Projects include artists and partners Faisal Anwar (Oakville) with Up in the Sky High at Artscape Wychwood Barns and Ekow Nimako (Toronto) with Silent Knight at the Gardiner Museum.

 

Independent Projects produced by Toronto's art community

Toronto artists, cultural and educational institutions, museums, galleries and neighbourhoods participate each year by producing their own one-of-a-kind projects that transform the city.
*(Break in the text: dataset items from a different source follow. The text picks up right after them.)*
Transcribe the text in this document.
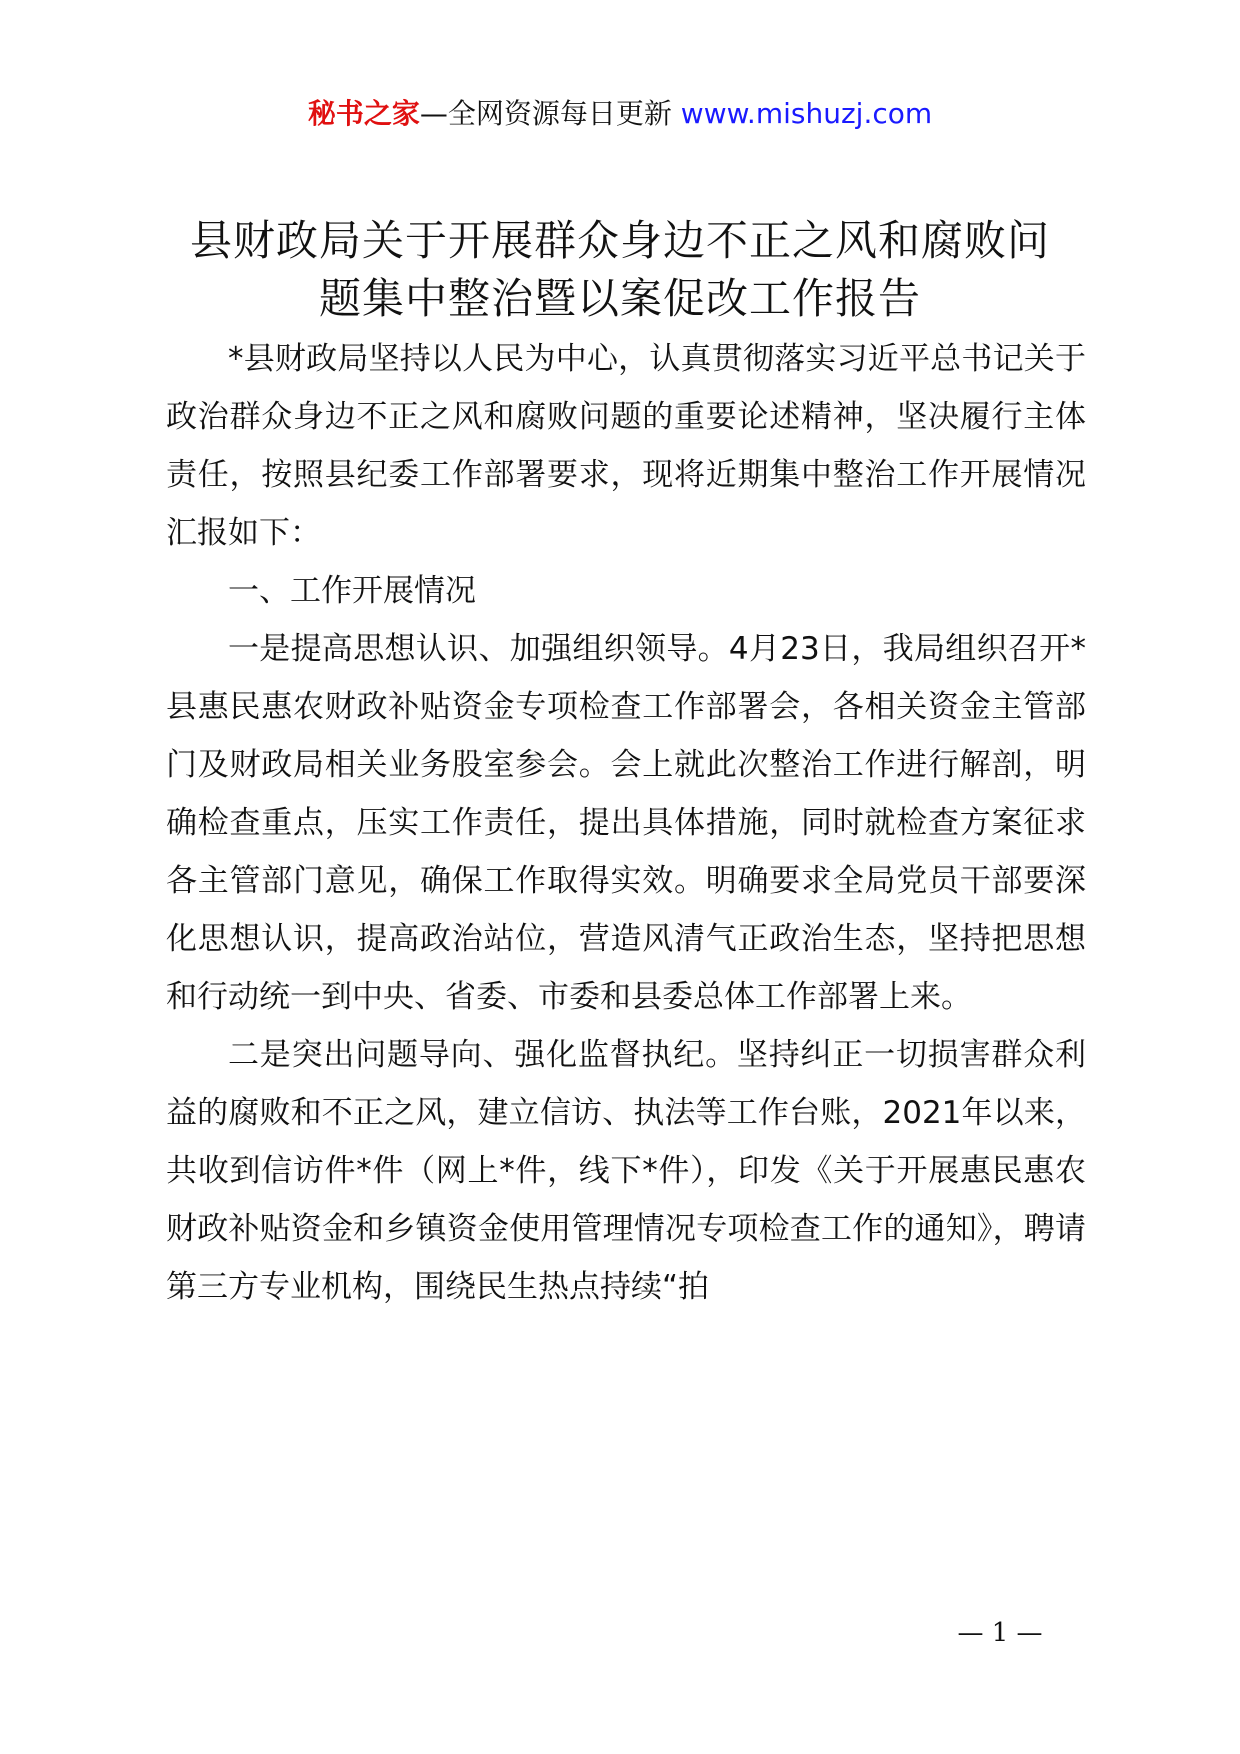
秘书之家—全网资源每日更新 www.mishuzj.com
县财政局关于开展群众身边不正之风和腐败问
题集中整治暨以案促改工作报告

*县财政局坚持以人民为中心，认真贯彻落实习近平总书记关于政治群众身边不正之风和腐败问题的重要论述精神，坚决履行主体责任，按照县纪委工作部署要求，现将近期集中整治工作开展情况汇报如下：

一、工作开展情况

一是提高思想认识、加强组织领导。4月23日，我局组织召开*县惠民惠农财政补贴资金专项检查工作部署会，各相关资金主管部门及财政局相关业务股室参会。会上就此次整治工作进行解剖，明确检查重点，压实工作责任，提出具体措施，同时就检查方案征求各主管部门意见，确保工作取得实效。明确要求全局党员干部要深化思想认识，提高政治站位，营造风清气正政治生态，坚持把思想和行动统一到中央、省委、市委和县委总体工作部署上来。

二是突出问题导向、强化监督执纪。坚持纠正一切损害群众利益的腐败和不正之风，建立信访、执法等工作台账，2021年以来，共收到信访件*件（网上*件，线下*件），印发《关于开展惠民惠农财政补贴资金和乡镇资金使用管理情况专项检查工作的通知》，聘请第三方专业机构，围绕民生热点持续“拍

— 1 —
The full list of 2015 Independent Projects will be announced in August 2015.

 


Scotiabank Nuit Blanche is Toronto’s annual all-night celebration of contemporary art, produced by the City of Toronto in collaboration with Toronto’s arts community. Since 2006, the event has featured more than 1,000 official art installations created by nearly 4,400 artists and has generated more than $227 million in economic impact for Toronto.